Possible Signs of Neglect (may include signs of physical abuse)

  1. Failure to thrive

  2. Pattern of inappropriate dress for climate

  3. Begs or steals food; chronic hunger

  4. Depression

  5. Untreated medical condition

  6. Poor hygiene

When a child is abused in one of our temples or schools, many victims are created, including the child, the congregation, the child’s family, and even the family of the abuser.

Of course, of foremost importance is the child who has been harmed and he or she must be cared for.

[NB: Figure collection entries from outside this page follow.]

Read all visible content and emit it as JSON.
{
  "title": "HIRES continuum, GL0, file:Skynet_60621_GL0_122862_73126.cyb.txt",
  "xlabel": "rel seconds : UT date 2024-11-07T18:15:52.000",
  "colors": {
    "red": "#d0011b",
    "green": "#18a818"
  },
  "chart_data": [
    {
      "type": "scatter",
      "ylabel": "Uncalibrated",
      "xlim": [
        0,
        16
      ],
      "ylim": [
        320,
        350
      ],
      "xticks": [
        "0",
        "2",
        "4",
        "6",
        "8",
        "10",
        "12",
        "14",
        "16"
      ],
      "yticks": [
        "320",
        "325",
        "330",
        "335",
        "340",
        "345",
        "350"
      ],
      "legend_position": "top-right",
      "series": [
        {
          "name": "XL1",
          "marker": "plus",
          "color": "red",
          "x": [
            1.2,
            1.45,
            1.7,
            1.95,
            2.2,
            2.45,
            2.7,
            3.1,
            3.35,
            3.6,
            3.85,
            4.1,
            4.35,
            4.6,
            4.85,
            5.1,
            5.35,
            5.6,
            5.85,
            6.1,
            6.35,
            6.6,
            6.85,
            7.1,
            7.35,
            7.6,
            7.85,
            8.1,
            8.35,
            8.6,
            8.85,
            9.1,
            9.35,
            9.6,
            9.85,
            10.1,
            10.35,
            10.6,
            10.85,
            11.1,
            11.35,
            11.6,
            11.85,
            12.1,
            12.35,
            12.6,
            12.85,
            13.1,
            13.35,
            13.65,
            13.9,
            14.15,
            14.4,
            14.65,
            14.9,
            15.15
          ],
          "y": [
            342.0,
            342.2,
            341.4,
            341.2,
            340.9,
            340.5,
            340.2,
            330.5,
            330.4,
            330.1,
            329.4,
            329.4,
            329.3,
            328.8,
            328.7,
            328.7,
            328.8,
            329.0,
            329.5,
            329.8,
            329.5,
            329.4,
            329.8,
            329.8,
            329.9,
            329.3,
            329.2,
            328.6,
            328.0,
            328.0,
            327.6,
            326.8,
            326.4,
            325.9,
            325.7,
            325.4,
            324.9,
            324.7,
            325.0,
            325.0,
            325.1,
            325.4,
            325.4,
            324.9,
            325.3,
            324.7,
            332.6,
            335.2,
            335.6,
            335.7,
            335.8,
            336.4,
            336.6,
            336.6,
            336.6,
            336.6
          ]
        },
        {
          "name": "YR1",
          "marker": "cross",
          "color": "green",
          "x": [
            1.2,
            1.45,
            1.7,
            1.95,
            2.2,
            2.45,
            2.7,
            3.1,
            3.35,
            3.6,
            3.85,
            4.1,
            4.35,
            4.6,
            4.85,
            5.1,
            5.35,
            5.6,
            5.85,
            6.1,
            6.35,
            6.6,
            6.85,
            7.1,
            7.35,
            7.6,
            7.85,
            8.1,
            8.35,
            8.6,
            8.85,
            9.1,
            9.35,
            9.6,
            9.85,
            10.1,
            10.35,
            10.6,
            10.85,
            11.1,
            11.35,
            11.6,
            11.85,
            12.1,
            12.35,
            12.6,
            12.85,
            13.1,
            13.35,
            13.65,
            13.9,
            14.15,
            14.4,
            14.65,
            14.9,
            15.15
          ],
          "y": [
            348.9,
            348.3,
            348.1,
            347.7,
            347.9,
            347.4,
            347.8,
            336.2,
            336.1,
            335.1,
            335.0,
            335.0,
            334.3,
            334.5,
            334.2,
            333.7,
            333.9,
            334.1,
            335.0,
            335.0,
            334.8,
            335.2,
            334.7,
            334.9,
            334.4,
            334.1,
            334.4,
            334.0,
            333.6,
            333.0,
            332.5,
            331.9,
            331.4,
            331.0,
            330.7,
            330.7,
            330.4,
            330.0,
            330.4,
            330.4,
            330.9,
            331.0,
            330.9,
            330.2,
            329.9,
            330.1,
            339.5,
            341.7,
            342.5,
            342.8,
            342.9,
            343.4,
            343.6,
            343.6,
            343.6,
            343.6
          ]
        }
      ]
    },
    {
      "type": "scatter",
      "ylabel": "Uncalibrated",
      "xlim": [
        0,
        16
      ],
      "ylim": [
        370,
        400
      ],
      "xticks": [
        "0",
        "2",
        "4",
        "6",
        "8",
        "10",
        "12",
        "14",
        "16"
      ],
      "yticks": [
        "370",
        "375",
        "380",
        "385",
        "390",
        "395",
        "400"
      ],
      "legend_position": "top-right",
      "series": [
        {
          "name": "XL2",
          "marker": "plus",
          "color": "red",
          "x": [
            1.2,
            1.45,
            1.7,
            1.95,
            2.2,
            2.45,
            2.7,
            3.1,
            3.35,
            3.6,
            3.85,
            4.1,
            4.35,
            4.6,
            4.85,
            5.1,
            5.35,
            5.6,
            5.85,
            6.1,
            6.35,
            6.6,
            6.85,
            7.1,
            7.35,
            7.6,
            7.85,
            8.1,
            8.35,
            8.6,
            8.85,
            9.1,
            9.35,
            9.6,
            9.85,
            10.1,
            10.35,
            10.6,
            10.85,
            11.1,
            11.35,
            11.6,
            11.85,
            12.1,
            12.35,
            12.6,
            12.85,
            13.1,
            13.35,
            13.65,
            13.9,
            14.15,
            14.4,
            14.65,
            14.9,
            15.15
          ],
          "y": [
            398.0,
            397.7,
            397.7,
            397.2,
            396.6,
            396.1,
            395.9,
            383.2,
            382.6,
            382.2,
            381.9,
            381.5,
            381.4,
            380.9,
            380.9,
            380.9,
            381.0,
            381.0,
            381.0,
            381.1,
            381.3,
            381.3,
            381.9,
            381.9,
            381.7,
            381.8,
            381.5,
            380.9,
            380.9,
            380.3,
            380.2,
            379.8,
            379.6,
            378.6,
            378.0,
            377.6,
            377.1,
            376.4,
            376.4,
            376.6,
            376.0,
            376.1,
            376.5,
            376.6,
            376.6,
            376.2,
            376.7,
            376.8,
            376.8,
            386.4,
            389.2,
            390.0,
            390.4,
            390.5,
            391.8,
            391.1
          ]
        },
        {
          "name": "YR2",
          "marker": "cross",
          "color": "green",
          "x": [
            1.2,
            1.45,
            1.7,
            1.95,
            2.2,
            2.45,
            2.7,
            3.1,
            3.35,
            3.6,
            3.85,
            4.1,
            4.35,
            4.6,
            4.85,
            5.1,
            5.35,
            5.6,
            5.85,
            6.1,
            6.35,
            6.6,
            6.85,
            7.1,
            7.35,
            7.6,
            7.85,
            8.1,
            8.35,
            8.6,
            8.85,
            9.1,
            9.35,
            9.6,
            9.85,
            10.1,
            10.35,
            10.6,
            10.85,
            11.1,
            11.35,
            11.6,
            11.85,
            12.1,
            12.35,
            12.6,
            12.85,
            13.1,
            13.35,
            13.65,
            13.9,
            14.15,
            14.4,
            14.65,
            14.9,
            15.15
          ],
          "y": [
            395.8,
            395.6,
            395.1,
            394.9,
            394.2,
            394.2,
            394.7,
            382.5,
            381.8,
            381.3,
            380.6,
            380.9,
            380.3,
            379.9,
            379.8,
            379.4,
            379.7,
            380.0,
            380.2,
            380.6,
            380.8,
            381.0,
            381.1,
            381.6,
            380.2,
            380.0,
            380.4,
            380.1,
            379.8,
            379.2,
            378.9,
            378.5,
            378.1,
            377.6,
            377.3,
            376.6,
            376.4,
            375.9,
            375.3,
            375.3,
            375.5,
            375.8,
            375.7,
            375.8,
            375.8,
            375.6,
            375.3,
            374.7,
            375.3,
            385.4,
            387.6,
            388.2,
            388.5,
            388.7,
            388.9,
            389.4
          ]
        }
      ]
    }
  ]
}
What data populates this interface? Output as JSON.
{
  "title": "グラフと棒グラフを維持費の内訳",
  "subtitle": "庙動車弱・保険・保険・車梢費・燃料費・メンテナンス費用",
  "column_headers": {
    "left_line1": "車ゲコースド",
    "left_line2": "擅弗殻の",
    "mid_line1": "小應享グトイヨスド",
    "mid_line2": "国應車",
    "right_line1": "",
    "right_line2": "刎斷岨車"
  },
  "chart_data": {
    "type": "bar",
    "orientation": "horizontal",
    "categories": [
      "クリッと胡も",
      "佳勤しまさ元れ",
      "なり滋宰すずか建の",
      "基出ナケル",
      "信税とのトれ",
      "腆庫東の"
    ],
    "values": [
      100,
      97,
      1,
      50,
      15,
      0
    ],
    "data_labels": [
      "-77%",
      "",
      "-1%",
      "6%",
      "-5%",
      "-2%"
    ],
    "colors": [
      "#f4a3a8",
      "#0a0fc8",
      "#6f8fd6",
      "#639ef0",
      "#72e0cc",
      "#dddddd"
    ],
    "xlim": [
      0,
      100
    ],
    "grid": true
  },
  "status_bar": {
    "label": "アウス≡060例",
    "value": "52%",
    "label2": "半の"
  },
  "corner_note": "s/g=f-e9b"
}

Innocence has been stolen from the child and the trauma of abuse causes emotional injury as well as physical injury. Feelings of mistrust, guilt, and sheer emotional pain are scars that can last through the victim’s life. Spiritually, great harm is done to the child when a trusted person in the temple community perpetrates the abuse. The child may struggle with faith in Krsna and the temple with questions like: “If Krsna loves children, how could He let this happen to me?” and “How can the devotees go on chanting and taking part in kirtan, acting like nothing has happened?” Experiences of child abuse create emotional effects, as well as physical, that can be profound and can effect the victim’s life for many years.

Consequences of Abuse

If any such child abuse is brought to the attention of the child protection team, the team should act upon it with deliberation. The longer the abuse goes on, the more harm it does to the child. If you suspect a child is in a dangerous situation, take immediate action.

Every team should learn and follow local laws on mandated reporting of child abuse to civil authorities.

It is our responsibility to protect the children sent to us by Lord Krishna and Srila Prabhupada.